BTW, comparing bandwidth to a commodity like water (or cars or roads), to me, is a bit daft. Bandwidth is infinite, unlike water, petrol, cars or roads.
The size of the ISP's (hose) pipe is finite (to an extent)
Simply not true. Bandwidth is not infinite. Let's do a quick sum - in this sum I will assume the entire capacity of the cable is available to South Africa (it's not) and there is no overhead.
Capacity: SAT-3: 120 Gb/s , SAFE: 130 Gb/s , SEACOM: 100 Gb/s --- Total Capacity: 350 Gb/s
Gigabytes available per second: 350 Gigabits / 8 = 43.75 GB/s
Gigabytes avaialble per minute: 43.75 GB/s * 60 = 2625 GB/m
Gigabytes available per hour: 2625 GB/s * 60 = 157500 GB/h
Gigabytes available per day: 157500 GB/s * 24 = 3780000 GB/day
Gigabytes available per month : 3780000 GB/s * 30 = 113400000 GB/month
Gigabytes per capita per month: 113400000 GB/s / 45, 000, 000 = 2.52 GB per person per month
So assuming South Africa had all the bandwidth on those cables AND they manage to use it evenly (without spikes and or lows) we have at MOST 2.52 GB per person per month available. No if we only take the internet using population we have at MOST 25.2 GB / person/ month ... and this is a highly theoretical number. This is the super upper limit at the moment. Of course the real limit is lower (due to various stuff I just mentioned) but also because a lot of bandwidth is used for other applications that has nothing to do with consumer ADSL (e.g. research, company data interchange, SA hosted content accessed from overseas) etc.
This by the way not only that affects us here. Network engineers have to jump through insane hoops to work around bottlenecks in the backhaul networks.

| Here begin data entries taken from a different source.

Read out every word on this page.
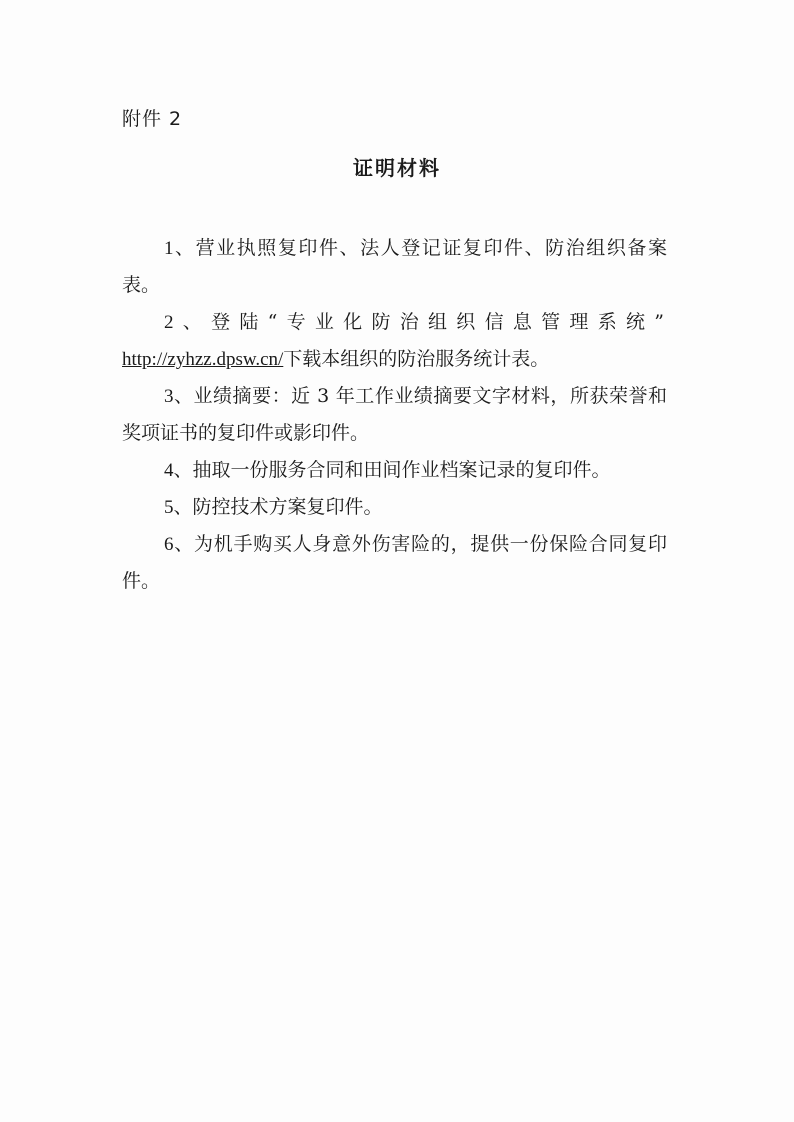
附件 2
证明材料

1、营业执照复印件、法人登记证复印件、防治组织备案表。

2、登陆“专业化防治组织信息管理系统”
http://zyhzz.dpsw.cn/下载本组织的防治服务统计表。

3、业绩摘要：近 3 年工作业绩摘要文字材料，所获荣誉和奖项证书的复印件或影印件。

4、抽取一份服务合同和田间作业档案记录的复印件。

5、防控技术方案复印件。

6、为机手购买人身意外伤害险的，提供一份保险合同复印件。
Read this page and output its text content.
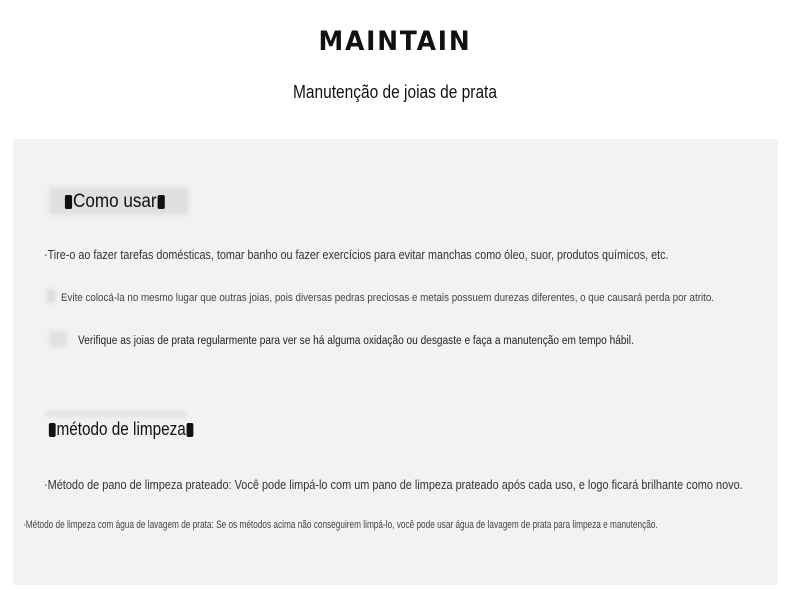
MAINTAIN
· · · · · · · · · · · · · ·
Manutenção de joias de prata
Como usar
·Tire-o ao fazer tarefas domésticas, tomar banho ou fazer exercícios para evitar manchas como óleo, suor, produtos químicos, etc.
Evite colocá-la no mesmo lugar que outras joias, pois diversas pedras preciosas e metais possuem durezas diferentes, o que causará perda por atrito.
Verifique as joias de prata regularmente para ver se há alguma oxidação ou desgaste e faça a manutenção em tempo hábil.
método de limpeza
·Método de pano de limpeza prateado: Você pode limpá-lo com um pano de limpeza prateado após cada uso, e logo ficará brilhante como novo.
·Método de limpeza com água de lavagem de prata: Se os métodos acima não conseguirem limpá-lo, você pode usar água de lavagem de prata para limpeza e manutenção.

Google bought a bunch of dark fiber routes, all the big players distribute data centers to to minimize bandwidth and power cost, companies like Akamai helps companies push content as far as possible to the edges of networks.
Of course .. I think we are pretty close to having more affordable internet, and for some users at least the experience of "uncapped". But no way that there is enough bandwidth to have everybody download hundreds of gigabytes per month.